「当たり前だろう」
愛する妻が自分の子を宿してくれたのだ。喜ばないはずがない。
強く頷くと、千鶴は安心したように脱力した。
「よかったぁ……!」
ふにゃりと微笑む千鶴の肩をそっと抱き寄せる。
「嬉しいに決まってる。すごく緊張してたのは、俺が喜ばないんじゃないかって不安だったから?」
千鶴が子供を欲しがっているのは、パリの夜に聞いていた。本当の意味で夫婦となった日からずっと、伊織は避妊をしていない。千鶴と話し合ってそう決めたのだ。

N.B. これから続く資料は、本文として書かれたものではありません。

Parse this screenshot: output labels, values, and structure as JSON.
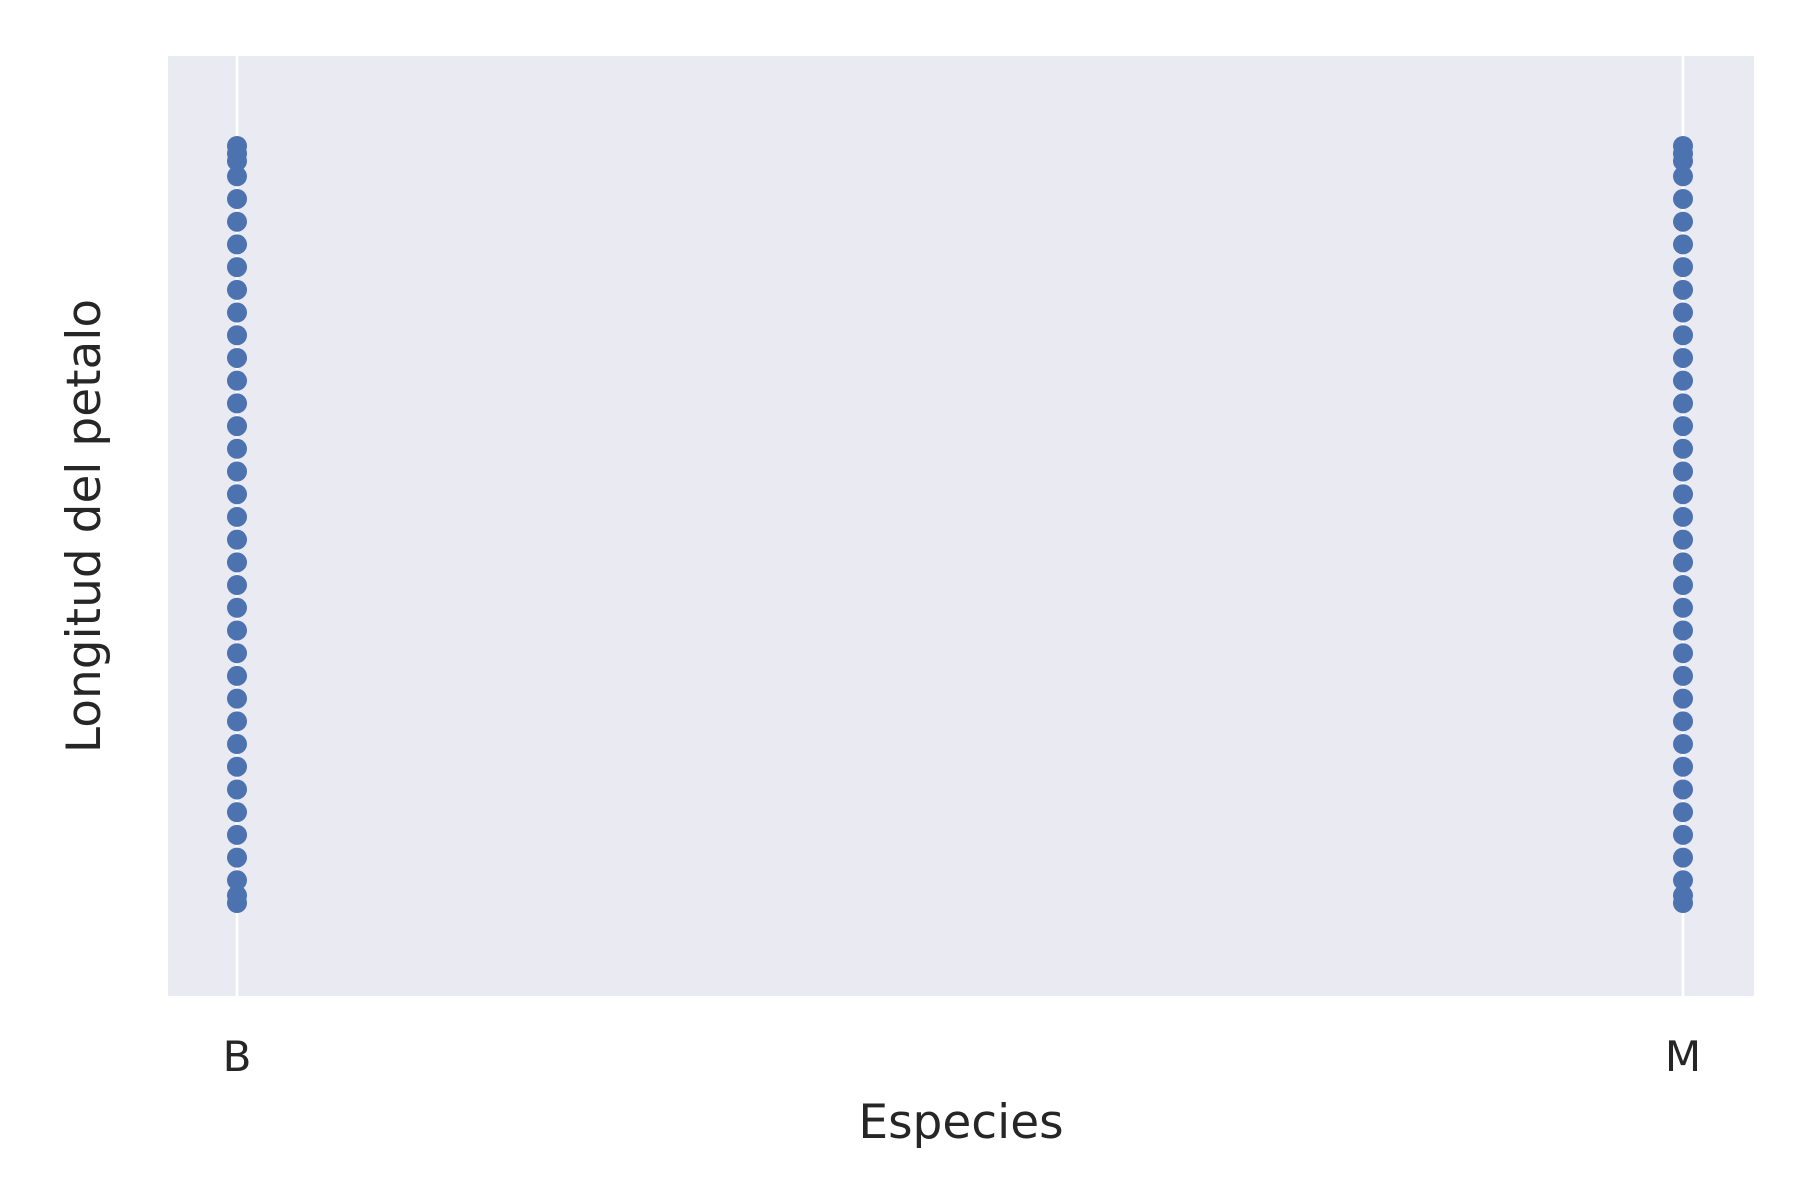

妊活というほどカレンダーを気にしていたわけではないが、伊織は三日と置かずに千鶴を抱いている。互いに健康なのであればいずれ妊娠するであろうと思っていたし、伊織もそれを望んでいた。
まさか妊娠を喜ばないかもしれないと不安になっていたなんて、相変わらず想定外すぎる。
「不安というほどじゃないんですけど、私がパリで『早く子供がほしい』って話をしちゃったから……。もし伊織さんがそこまで子供を望んでなくても、言えないんじゃないかなって少し心配で」
伊織は胸にもたれかかる千鶴の頭のてっぺんにキスを落とす。それから頬や額に移り、啄むように唇を奪った。